À partir de ce moment je ne sais plus quoi dire, sans trop comprendre pourquoi. Je sais déjà que j'ai perdu. Je me prépare sereinement à prendre l'assaut final en pleine poire et à ne plus jamais me relever. Il réattaque direct.
- LUI : C'est quoi votre problème, bon sang ? Qu'est-ce qui vous fait marcher ? Garder la bouche en cul de poule, avoir des habits bien repassés, en appeler au sacro-saint pragmatisme plutôt qu'au bon sens ? Je ne comprendrai jamais les hommes. Le simple fait que personne n'ait encore institué le revenu minimum vital pour tout être humain, ça me dépasse.
- moi : On aurait peut-être assez d'argent pour faire ce... ce truc si... si on arrêtait de tout dépenser dans... dans des allocations inutiles qui... qui empêchent les gens de vouloir bosser alors bon ouais okay qu'on ait le droit à un peu de thune pour pas crever ça j'entends bien d'accord mais y'en a franchement qui profitent parce qu'ils...
- LUI : Mais ta gueule, putain ! Qui c'est qui profite ? C'est vous, tu le sais bien ! Les gouffres à fric, les gouffres à armes, les gouffres à sang, c'est vous ! Plus ou moins directement selon les postes, mais c'est vous !
- moi : Arr... Arrête de m'insulter, tu... tu perds tes moyens là, tu sais bien que j'ai raison, rien n'empêche personne de suivre sa propre voie s'il est pas content, c'est ça nos valeurs, si t'es pas content tu vas ailleurs et tu te construis ta propre vie, t'es libre, t'es... je... je croyais que c'était toi qui défendais le libre-arbitre dans tes machins et... et pourtant tu, ha ha... tu... tu penses qu'on peut même pas... qu'on...

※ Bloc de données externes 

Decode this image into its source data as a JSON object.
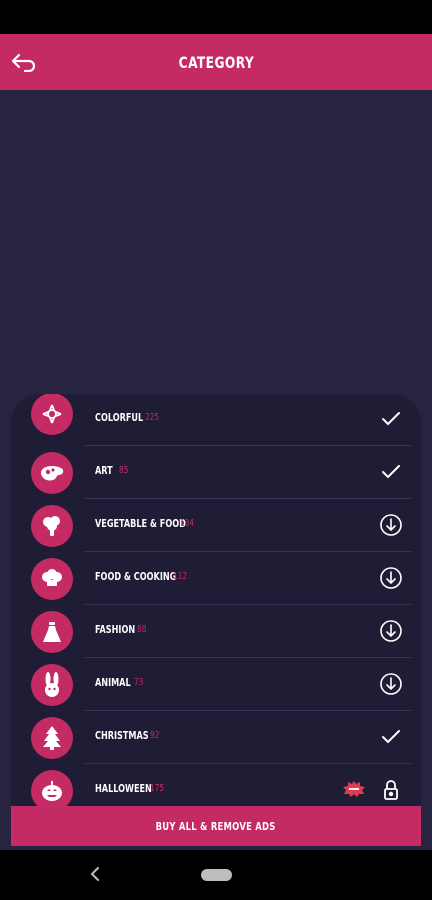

- LUI : Mais t'es con ou quoi, la liberté est une douce utopie quand tout le monde ne part pas à égalité ! Pourquoi refusez-vous de voir ça ? Pourquoi le déterminisme vous fait-il tant froncer les sourcils ? Que charrie t-il en vous que vous n'avez pas envie de voir ? L'injustice de votre destin qui vous a fait endosser une cravate minable et un attaché-case ringard ? Eh oui, rien n'est juste ici-bas et l'on se doit de changer ça. Eh non, il ne suffit pas de prendre la route un beau matin et d'aller cultiver son propre jardin loin de l'Etat, car quand tu n'as pas un rond tu auras beau essayer de passer tous les péages, de buter tous les contrôleurs, de vivre d'air pur et d'eau fraîche, la société sera partout en toi et autour de toi. Car elle est toi. On ne peut rien faire sans la modifier, vous êtes trop butés pour saisir cette idée de niveau maternelle car vous avez des enclumes plein les poches (payées avec votre fric qui pue), elles vous tirent à quatre épingles et vous seriez bien les derniers à avoir le courage de "tout lâcher", comme vous dites. Vous parlez trop. Depuis des siècles. C'est fatigant de ne pas broncher. J'aurais dû créer une planète rien que pour vous et confier ça à un pote, je me serais contenté de veiller sur ceux qui valent la peine d'être écoutés, qui ont d'autres choses à dire que "il faut théâtraliser l'offre de la marque afin de pouvoir élargir la gamme de produits".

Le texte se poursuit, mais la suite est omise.